Comment by tomrod
3 years ago
It wasn't, then or in the 1860s, hence the strong, modern, adaptive federalism we have today that treats states as provinces and makes important things move quickly.
One could squint and say states matter today, but that's just admitting a need for glasses. They are ghosts of what they were, and increasingly need to be retired.
It will be nice when we put to pasture the policy-as-experiments across states for things that are clearly universally demanded: finance, health insurance, women's medical care, education, defense, gun control, decreased corporate control of the food supply, transportation, environmental regulation, and so forth. It's amazing how much the modern GOP has pushed folks towards this, may they continue their business Republican-led shenanigans to unite the country and encourage progress when otherwise we would be slovenly.
Why is this the case? Duplication of fixed costs are expensive.
Let's get rid of these crufty overindulgent home-owners-associations-on-steriods and federalize already.
(paragraphs 1, 4 serious, the rest in jest)

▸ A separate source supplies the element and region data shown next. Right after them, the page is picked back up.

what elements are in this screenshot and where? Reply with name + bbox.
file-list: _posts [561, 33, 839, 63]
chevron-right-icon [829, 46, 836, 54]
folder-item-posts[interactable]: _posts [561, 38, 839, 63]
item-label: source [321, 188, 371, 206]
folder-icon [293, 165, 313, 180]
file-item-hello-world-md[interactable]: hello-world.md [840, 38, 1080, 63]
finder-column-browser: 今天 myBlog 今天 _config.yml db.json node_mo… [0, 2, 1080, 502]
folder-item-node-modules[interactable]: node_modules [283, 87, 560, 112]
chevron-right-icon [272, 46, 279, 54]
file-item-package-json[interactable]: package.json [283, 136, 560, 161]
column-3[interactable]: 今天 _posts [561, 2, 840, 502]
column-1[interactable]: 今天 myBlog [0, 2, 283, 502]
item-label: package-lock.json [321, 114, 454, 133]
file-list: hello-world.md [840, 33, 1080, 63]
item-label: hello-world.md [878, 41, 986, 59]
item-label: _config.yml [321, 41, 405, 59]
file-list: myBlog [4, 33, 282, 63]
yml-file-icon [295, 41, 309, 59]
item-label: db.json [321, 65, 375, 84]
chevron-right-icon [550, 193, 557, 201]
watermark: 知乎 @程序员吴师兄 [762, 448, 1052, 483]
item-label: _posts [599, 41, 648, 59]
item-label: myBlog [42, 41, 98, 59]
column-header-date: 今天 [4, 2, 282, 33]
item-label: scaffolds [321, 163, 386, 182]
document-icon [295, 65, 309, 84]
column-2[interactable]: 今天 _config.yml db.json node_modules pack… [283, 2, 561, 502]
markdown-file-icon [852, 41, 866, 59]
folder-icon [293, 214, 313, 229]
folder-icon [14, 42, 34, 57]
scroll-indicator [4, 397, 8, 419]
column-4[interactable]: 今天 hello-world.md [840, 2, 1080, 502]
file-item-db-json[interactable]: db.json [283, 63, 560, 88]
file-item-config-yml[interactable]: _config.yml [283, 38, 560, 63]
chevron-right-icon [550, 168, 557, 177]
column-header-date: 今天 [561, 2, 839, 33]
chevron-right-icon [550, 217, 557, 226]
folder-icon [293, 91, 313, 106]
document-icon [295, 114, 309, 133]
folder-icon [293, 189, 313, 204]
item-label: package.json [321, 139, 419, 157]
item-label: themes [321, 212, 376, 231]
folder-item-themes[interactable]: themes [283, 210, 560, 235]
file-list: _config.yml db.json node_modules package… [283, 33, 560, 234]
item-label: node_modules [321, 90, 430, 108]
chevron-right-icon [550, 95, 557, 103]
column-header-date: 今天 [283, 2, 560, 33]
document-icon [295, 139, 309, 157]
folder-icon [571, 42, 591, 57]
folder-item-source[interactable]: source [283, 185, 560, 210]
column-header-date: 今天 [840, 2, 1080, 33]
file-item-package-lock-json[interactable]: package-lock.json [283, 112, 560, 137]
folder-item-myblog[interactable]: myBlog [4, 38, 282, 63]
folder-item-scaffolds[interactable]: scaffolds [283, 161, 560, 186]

While paragraph 3 may be in jest, the non-standization meant that some states did allow women to vote long before it was constitutionally mandated. Of course it also meant some people were enslaved long before it was explicitly constitutionally allowed.
Same with gay marriage. Methinks the GP is taking a LOT for granted about federal programs being implemented well and not subject to the same malaise of partisan gridlock that prevents them from coming into existence.
Something said in jest may yet contain elements of truth! :)
>and increasingly need to be retired.
There's ~150 million people that think the opposite should be done.
Phew, just a minority in the US then that doesn't digest a whole comment. I was worried!
I think you have it backwards. The states should be given more power, and possibly broken up. There's no accountability once your number of constituents exceeds about 1M people.